Thomas O'Connor and his team at Carnegie Mellon University just cracked a puzzle that has stumped materials scientists for over 50 years: how to simulate polymers faithfully at scales that matter for real engineering. The breakthrough feels almost simple in hindsight—they taught artificial intelligence the laws of thermodynamics before asking it to learn anything else.

For decades, the problem has been one of scale and compromise. A single polymer chain contains tens of thousands of atoms; a practical material contains billions. Simulating all those atoms is computationally impossible, so researchers have always resorted to coarse-graining: replacing clusters of atoms with simpler particles to make the math tractable. But this shortcut came at a cost. Conventional coarse-grained models could capture either the structure of a polymer or its dynamics—rarely both—and they consistently failed to predict the entropic and viscous forces that actually govern how polymers flow, relax, and dissipate energy. Those are the forces that determine whether an adhesive will hold, how a biopolymer film stretches, whether a self-assembling material locks into the right nanostructure. Traditional machine-learning approaches, despite their flexibility, tended to break these fundamental physics rules too.

The solution came from marrying two different fields of expertise. O'Connor's team, collaborating with researchers at the University of Pennsylvania, built their AI framework around the metriplectic bracket—a mathematical structure developed over decades within the non-equilibrium thermodynamics and soft-materials communities. By translating this structure into a neural network skeleton, they created an architecture that is mathematically incapable of violating energy conservation or the Second Law of Thermodynamics. The physics wasn't bolted on as an afterthought or a constraint; it was the skeleton itself. "The long-standing problem with coarse-graining polymers is that the information you throw away is exactly the information that controls how the material flows during processing or fails in applications," O'Connor explained. "By building the laws of thermodynamics into the architecture itself, we get models that recover those missing entropic and viscous forces, not as an approximation but by construction."

The team added another clever innovation: a self-supervised learning strategy that lets the network discover hidden variables—like entropy and internal microstructure—on its own, simply by watching how particles move. This means the model can be trained directly from experimental video or trajectories, not just from expensive atomistic simulations.

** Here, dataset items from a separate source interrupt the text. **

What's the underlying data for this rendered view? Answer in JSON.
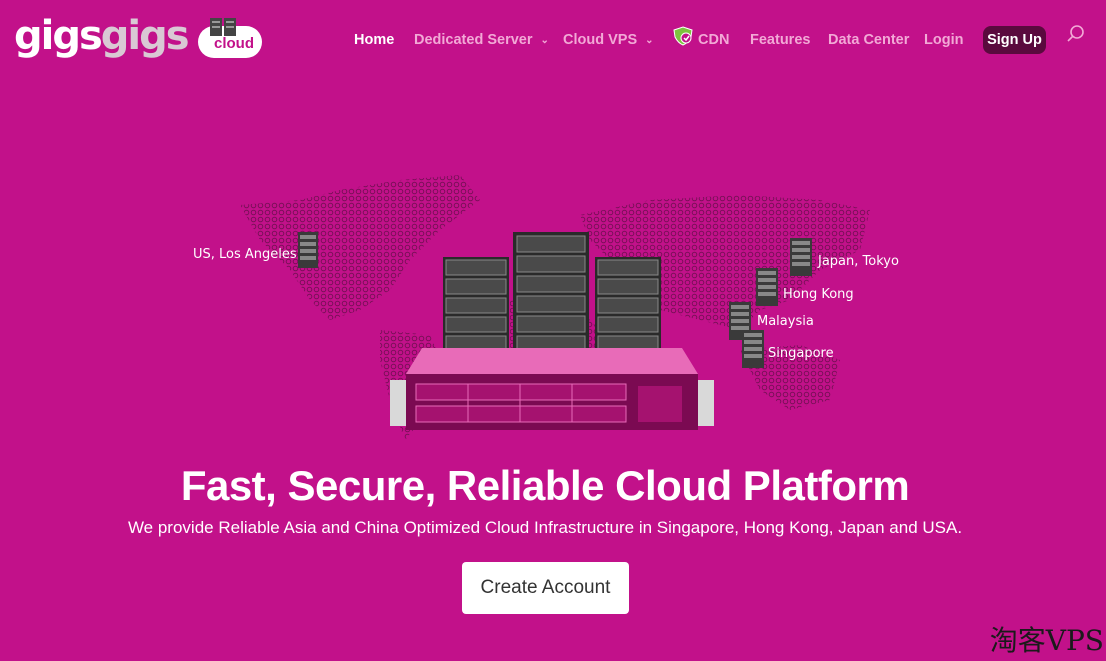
{
  "brand": {
    "logo_text_a": "gigs",
    "logo_text_b": "gigs",
    "logo_badge": "cloud"
  },
  "nav": {
    "home": "Home",
    "dedicated": "Dedicated Server",
    "cloud_vps": "Cloud VPS",
    "cdn": "CDN",
    "features": "Features",
    "data_center": "Data Center",
    "login": "Login",
    "signup": "Sign Up"
  },
  "locations": {
    "la": "US, Los Angeles",
    "tokyo": "Japan, Tokyo",
    "hongkong": "Hong Kong",
    "malaysia": "Malaysia",
    "singapore": "Singapore"
  },
  "hero": {
    "title": "Fast, Secure, Reliable Cloud Platform",
    "subtitle": "We provide Reliable Asia and China Optimized Cloud Infrastructure in Singapore, Hong Kong, Japan and USA.",
    "cta": "Create Account"
  },
  "watermark": "淘客VPS",
  "icons": {
    "search": "search-icon",
    "cdn": "shield-icon",
    "chevron": "chevron-down-icon"
  },
  "colors": {
    "background": "#c2118a",
    "signup_bg": "#5a0a3e",
    "nav_inactive": "#f2a9d6"
  }
}
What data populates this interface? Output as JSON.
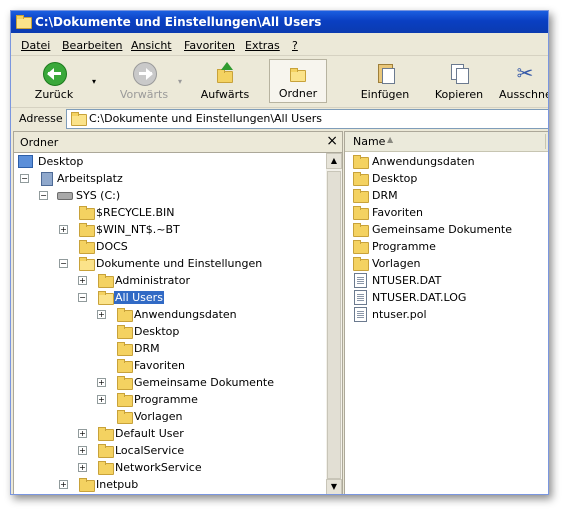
{
  "window": {
    "title": "C:\\Dokumente und Einstellungen\\All Users"
  },
  "menu": [
    {
      "label": "Datei"
    },
    {
      "label": "Bearbeiten"
    },
    {
      "label": "Ansicht"
    },
    {
      "label": "Favoriten"
    },
    {
      "label": "Extras"
    },
    {
      "label": "?"
    }
  ],
  "toolbar": {
    "back": "Zurück",
    "forward": "Vorwärts",
    "up": "Aufwärts",
    "folders": "Ordner",
    "paste": "Einfügen",
    "copy": "Kopieren",
    "cut": "Ausschnei"
  },
  "address": {
    "label": "Adresse",
    "value": "C:\\Dokumente und Einstellungen\\All Users"
  },
  "folders_pane": {
    "title": "Ordner",
    "close": "×",
    "tree": [
      {
        "label": "Desktop"
      },
      {
        "label": "Arbeitsplatz",
        "expander": "−"
      },
      {
        "label": "SYS (C:)",
        "expander": "−"
      },
      {
        "label": "$RECYCLE.BIN"
      },
      {
        "label": "$WIN_NT$.~BT",
        "expander": "+"
      },
      {
        "label": "DOCS"
      },
      {
        "label": "Dokumente und Einstellungen",
        "expander": "−"
      },
      {
        "label": "Administrator",
        "expander": "+"
      },
      {
        "label": "All Users",
        "expander": "−",
        "selected": true
      },
      {
        "label": "Anwendungsdaten",
        "expander": "+"
      },
      {
        "label": "Desktop"
      },
      {
        "label": "DRM"
      },
      {
        "label": "Favoriten"
      },
      {
        "label": "Gemeinsame Dokumente",
        "expander": "+"
      },
      {
        "label": "Programme",
        "expander": "+"
      },
      {
        "label": "Vorlagen"
      },
      {
        "label": "Default User",
        "expander": "+"
      },
      {
        "label": "LocalService",
        "expander": "+"
      },
      {
        "label": "NetworkService",
        "expander": "+"
      },
      {
        "label": "Inetpub",
        "expander": "+"
      }
    ]
  },
  "file_list": {
    "column_name": "Name",
    "sort_indicator": "▲",
    "items": [
      {
        "label": "Anwendungsdaten",
        "type": "folder"
      },
      {
        "label": "Desktop",
        "type": "folder"
      },
      {
        "label": "DRM",
        "type": "folder"
      },
      {
        "label": "Favoriten",
        "type": "folder"
      },
      {
        "label": "Gemeinsame Dokumente",
        "type": "folder"
      },
      {
        "label": "Programme",
        "type": "folder"
      },
      {
        "label": "Vorlagen",
        "type": "folder"
      },
      {
        "label": "NTUSER.DAT",
        "type": "file"
      },
      {
        "label": "NTUSER.DAT.LOG",
        "type": "file"
      },
      {
        "label": "ntuser.pol",
        "type": "file"
      }
    ]
  },
  "colors": {
    "titlebar": "#0a3fc2",
    "selection": "#316ac5",
    "folder": "#f4d261"
  }
}
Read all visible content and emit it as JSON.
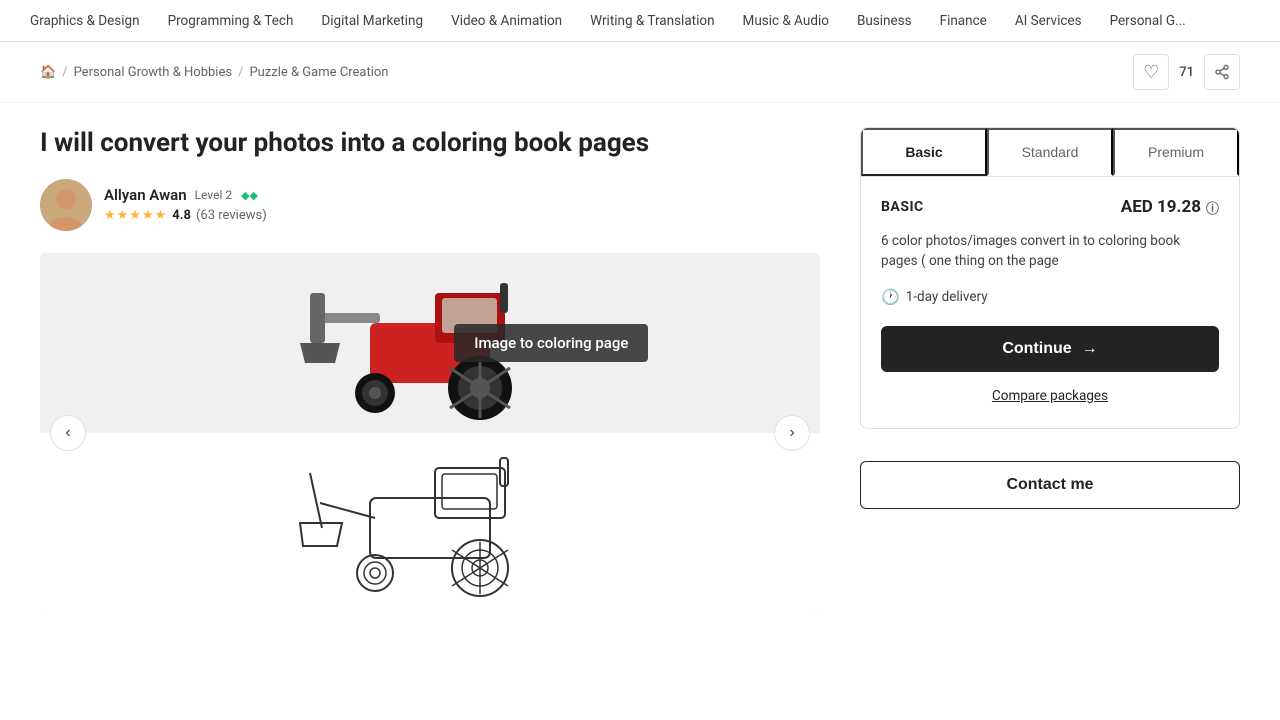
{
  "nav": {
    "items": [
      "Graphics & Design",
      "Programming & Tech",
      "Digital Marketing",
      "Video & Animation",
      "Writing & Translation",
      "Music & Audio",
      "Business",
      "Finance",
      "AI Services",
      "Personal G..."
    ]
  },
  "breadcrumb": {
    "home_icon": "🏠",
    "separator": "/",
    "crumb1": "Personal Growth & Hobbies",
    "crumb2": "Puzzle & Game Creation"
  },
  "actions": {
    "like_count": "71"
  },
  "gig": {
    "title": "I will convert your photos into a coloring book pages"
  },
  "seller": {
    "name": "Allyan Awan",
    "level": "Level 2",
    "diamonds": "◆◆",
    "rating": "4.8",
    "stars": "★★★★★",
    "review_count": "63 reviews"
  },
  "carousel": {
    "image_label": "Image to coloring page",
    "prev_icon": "‹",
    "next_icon": "›"
  },
  "packages": {
    "tabs": [
      "Basic",
      "Standard",
      "Premium"
    ],
    "active_tab": "Basic",
    "basic": {
      "name": "BASIC",
      "price": "AED 19.28",
      "description": "6 color photos/images convert in to coloring book pages ( one thing on the page",
      "delivery": "1-day delivery"
    }
  },
  "buttons": {
    "continue": "Continue",
    "continue_arrow": "→",
    "compare": "Compare packages",
    "contact": "Contact me"
  }
}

When they tested the framework on notoriously difficult cases, it delivered. For star polymers—branched molecules whose dynamics have thwarted previous coarse-graining attempts—the framework recovered both the structural details and non-equilibrium dynamics at aggressive levels of simplification, where state-of-the-art graph neural networks failed. For a dense colloidal suspension under oscillatory shear, the model learned directly from high-speed video and captured the rare, localized rearrangement events that drive how the material actually flows.

Recognizing that tools mean nothing without access, O'Connor's team released open-source implementations in PyTorch and LAMMPS—the standard molecular-dynamics engine across academia, national labs, and industry. The LAMMPS version has already been tested at scales of millions of coarse-grained particles, ready to enable novel research in polymer adhesion, self-assembly, self-healing, and fracture mechanics. After more than half a century of workarounds, materials scientists finally have a principled path forward.